A general view of the Hariga oil seaport in the city of Tobruk, Libya. Output in the country with Africa’s largest oil reserves has slumped almost 80% since Muammar Gaddafi was toppled.

Bloomberg
London


Libya’s United-Nations-brokered peace deal may help calm deepening political turmoil, but the North African nation will struggle to restore oil production to levels reached before the Arab Spring five years ago.
Output in the country with Africa’s largest oil reserves has slumped almost 80% since Muammar Gaddafi was toppled. Representatives from the two rival factions that emerged after a 2011 rebellion ended the dictator’s 42-year rule - an Islamist- backed government in Tripoli and an internationally recognized administration operating out of the east - signed a peace deal on Thursday, paving the way for shuttered oil fields and export terminals to be reopened.
While a lasting peace deal would allow the North African country to ramp up its output from below 400,000 bpd last month, the threat from Islamic State in the oil-producing Sirte region means the situation may get worse in the short term, according to Richard Mallinson, a London-based geopolitical analyst at Energy Aspects Ltd.
“There’s no immediate signs that it’s opening up oil facilities,” he said by phone. “The risk is that this expansion of Islamic state into the Sirte basin and some of the producing fields there is a bigger risk than production coming back.”
Italy’s Eni is the biggest international oil investor in the warn-torn country and days before the peace deal was brokered, chief executive officer Claudio Descalzi said his company was talking to all the players in the country. With offshore operations sheltered from the conflict, Eni’s Libyan production, which consists mainly of gas, has increased by about 15% to 300,000 barrels of oil equivalent a day since 2011.

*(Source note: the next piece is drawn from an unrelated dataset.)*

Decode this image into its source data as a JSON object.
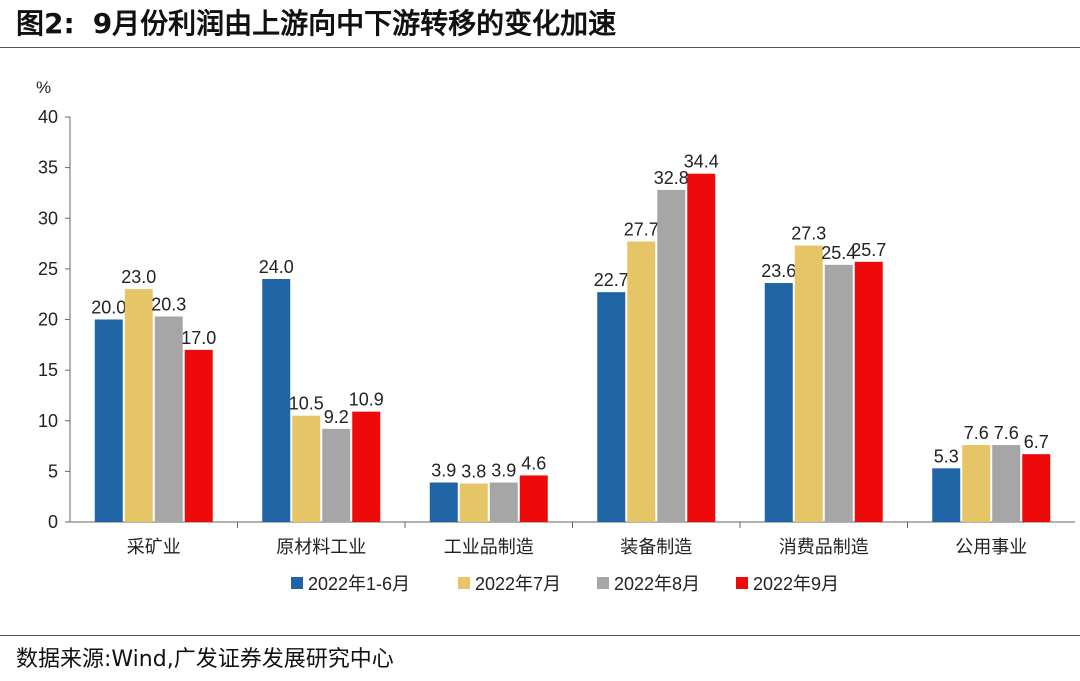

Wintershall Holding GmbH, which operates eight onshore oil fields in the eastern Sirte basin, said it will take “time and patience” for Libya to find stability.
“The recent signing of the Libyan political agreement is an important step towards restoring peace and stability for the Libyan people,” Stefan Leunig, a spokesman for Wintershall, said in an e-mail.
The company said onshore production has been halted several times since the summer of 2013 at the request of Libya’s national oil company. Wintershall was forced to suspend oil exports from the As-Sarah field last month because the Zueitina terminal was unable to load cargoes.
“It’s still quite a long way before you can go from an agreement between the two rival governments to a Libyan industry which gets back to full capacity,” Paul Horsnell, head of commodities research at Standard Chartered, said by phone. “There are still splits within the regional governments, there are still insurgent groups within there as well.”
While other attempts to reach a peace deal have failed, the situation might be different this time around as world powers agree on the need to counter the spread of Islamic State, according to Energy Aspects’s Mallinson.
“The renewed willingness of the international community to engage with the people who actually have power on the ground is more likely to break the deadlock,” he said.
Italy is drawing up plans to lead a military coalition that would seek to stabilise Libya but have no combat role, according to two Italian officials with knowledge of the matter.
Any additional Libyan output would feed a glut that has seen oil prices slump by more than 65% since June last year, and even the prospect of production coming back could spark further declines, Mallinson said.
Still, for now, the outlook for Libyan output is little changed, said Standard Chartered’s Horsnell.
“Does it change an expectation of Libya’s average production for next year? Probably not yet,” he said, adding that if output averaged 500,000 barrels, it would be a “very good outcome compared to where they are at the moment.”